Other friends tell me they don’t even bother telling their relatives about new partners if they’re not the same race.One jokingly refers to her boyfriend as her "vanilla secret" as her extended family in India have no idea he exists.Bollywood is Hollywood on acid — in the best possible way.A typical Indian film features a clichéd story about two lovers who want to be together, but for whatever reason, they cannot be.
I went on a double date with my female Jewish friend. Obviously we're not subjected to online abuse from gossip sites (being that we're not in any Hollywood film franchises, or performing at Glastonbury).

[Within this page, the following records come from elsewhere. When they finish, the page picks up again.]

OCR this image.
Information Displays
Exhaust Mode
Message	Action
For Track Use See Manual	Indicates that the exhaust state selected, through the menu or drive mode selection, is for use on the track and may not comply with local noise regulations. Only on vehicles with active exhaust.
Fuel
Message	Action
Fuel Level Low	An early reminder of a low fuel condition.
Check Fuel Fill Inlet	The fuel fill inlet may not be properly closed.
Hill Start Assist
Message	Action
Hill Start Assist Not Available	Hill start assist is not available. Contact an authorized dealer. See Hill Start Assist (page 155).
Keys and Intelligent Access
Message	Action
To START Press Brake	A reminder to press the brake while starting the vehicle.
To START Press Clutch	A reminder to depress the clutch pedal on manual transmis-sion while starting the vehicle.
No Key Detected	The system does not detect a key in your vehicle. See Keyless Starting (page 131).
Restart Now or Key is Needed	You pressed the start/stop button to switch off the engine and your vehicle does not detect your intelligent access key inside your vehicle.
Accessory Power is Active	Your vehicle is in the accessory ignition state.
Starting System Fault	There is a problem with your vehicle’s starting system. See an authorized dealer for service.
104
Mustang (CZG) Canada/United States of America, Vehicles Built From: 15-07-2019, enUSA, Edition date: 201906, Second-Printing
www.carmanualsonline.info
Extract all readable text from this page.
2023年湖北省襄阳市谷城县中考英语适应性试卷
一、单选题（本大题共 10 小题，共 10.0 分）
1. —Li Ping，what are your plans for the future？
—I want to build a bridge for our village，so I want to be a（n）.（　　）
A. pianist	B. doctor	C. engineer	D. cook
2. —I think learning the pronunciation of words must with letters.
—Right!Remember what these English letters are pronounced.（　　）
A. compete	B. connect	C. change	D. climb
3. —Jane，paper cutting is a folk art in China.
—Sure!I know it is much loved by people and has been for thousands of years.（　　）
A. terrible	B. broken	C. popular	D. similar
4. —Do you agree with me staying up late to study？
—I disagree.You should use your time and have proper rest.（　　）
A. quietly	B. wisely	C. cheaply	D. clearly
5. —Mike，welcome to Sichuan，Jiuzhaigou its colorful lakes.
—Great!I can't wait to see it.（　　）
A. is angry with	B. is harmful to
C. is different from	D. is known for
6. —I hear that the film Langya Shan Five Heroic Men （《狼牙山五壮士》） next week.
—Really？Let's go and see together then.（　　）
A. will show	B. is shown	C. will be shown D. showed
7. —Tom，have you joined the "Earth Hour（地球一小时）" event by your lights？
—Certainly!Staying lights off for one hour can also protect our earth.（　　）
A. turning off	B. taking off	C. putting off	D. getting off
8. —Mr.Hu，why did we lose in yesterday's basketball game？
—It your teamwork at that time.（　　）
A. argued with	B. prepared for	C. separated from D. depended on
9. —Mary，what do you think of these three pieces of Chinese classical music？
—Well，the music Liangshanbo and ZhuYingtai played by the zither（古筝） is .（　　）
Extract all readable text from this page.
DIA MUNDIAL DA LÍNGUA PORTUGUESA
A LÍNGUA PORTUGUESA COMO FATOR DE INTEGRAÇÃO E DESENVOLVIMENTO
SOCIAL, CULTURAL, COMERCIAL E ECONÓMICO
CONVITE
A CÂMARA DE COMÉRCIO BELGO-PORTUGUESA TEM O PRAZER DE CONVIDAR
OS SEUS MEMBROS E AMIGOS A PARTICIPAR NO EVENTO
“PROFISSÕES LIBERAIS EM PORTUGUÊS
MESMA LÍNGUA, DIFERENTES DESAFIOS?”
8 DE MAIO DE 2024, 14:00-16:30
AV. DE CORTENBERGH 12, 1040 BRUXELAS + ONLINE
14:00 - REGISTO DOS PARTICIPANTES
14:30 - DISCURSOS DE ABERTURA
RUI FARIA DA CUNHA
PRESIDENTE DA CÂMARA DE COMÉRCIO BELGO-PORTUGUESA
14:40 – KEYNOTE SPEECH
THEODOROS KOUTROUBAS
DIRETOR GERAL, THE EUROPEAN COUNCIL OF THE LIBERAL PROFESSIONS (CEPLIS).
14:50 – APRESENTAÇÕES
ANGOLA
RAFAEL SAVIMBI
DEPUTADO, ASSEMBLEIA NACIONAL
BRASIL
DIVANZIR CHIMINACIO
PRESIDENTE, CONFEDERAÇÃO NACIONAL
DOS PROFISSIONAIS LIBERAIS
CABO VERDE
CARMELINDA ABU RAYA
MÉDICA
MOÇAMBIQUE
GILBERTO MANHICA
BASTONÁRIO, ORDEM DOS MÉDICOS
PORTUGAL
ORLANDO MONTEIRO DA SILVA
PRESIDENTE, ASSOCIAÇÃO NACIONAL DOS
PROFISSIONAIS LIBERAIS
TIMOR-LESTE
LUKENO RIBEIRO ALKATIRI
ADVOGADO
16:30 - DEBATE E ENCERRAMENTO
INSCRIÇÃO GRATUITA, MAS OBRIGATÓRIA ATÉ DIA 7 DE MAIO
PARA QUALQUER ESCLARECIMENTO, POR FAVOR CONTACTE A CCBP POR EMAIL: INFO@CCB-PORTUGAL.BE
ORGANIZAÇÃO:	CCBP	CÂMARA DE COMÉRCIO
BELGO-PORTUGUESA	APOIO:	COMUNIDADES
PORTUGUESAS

Until the news came out that he’d reportedly proposed to his singer girlfriend. I had my first taste of this racism – because that’s what it is, no matter how subtly or politely it’s disclosed – when I was 18. It was delivered in a jokey way and we laughed it off, but there was always that sense that being with someone of the same race was the "right" thing to do. Seven years on and I still have problems with my current boyfriend, a white New Zealander.
She recently told Sunday Times Magazine that when her relationship with Pattinson became public, she started receiving abuse. Legions of Twilight fans would send her racist messages, calling her “monkey” – and they’re still going. It’s depressing that, in 2015, people can still have a problem with interracial couples. It’s something I’ve experienced personally as a British Indian.
In fact, we value them so much so, that in our native homeland, Indians still put up with arranged marriages and they're okay with it because Mom and Dad know best.
In our culture, you'll find a traditionally-rooted respect for elders that you won't find anywhere else.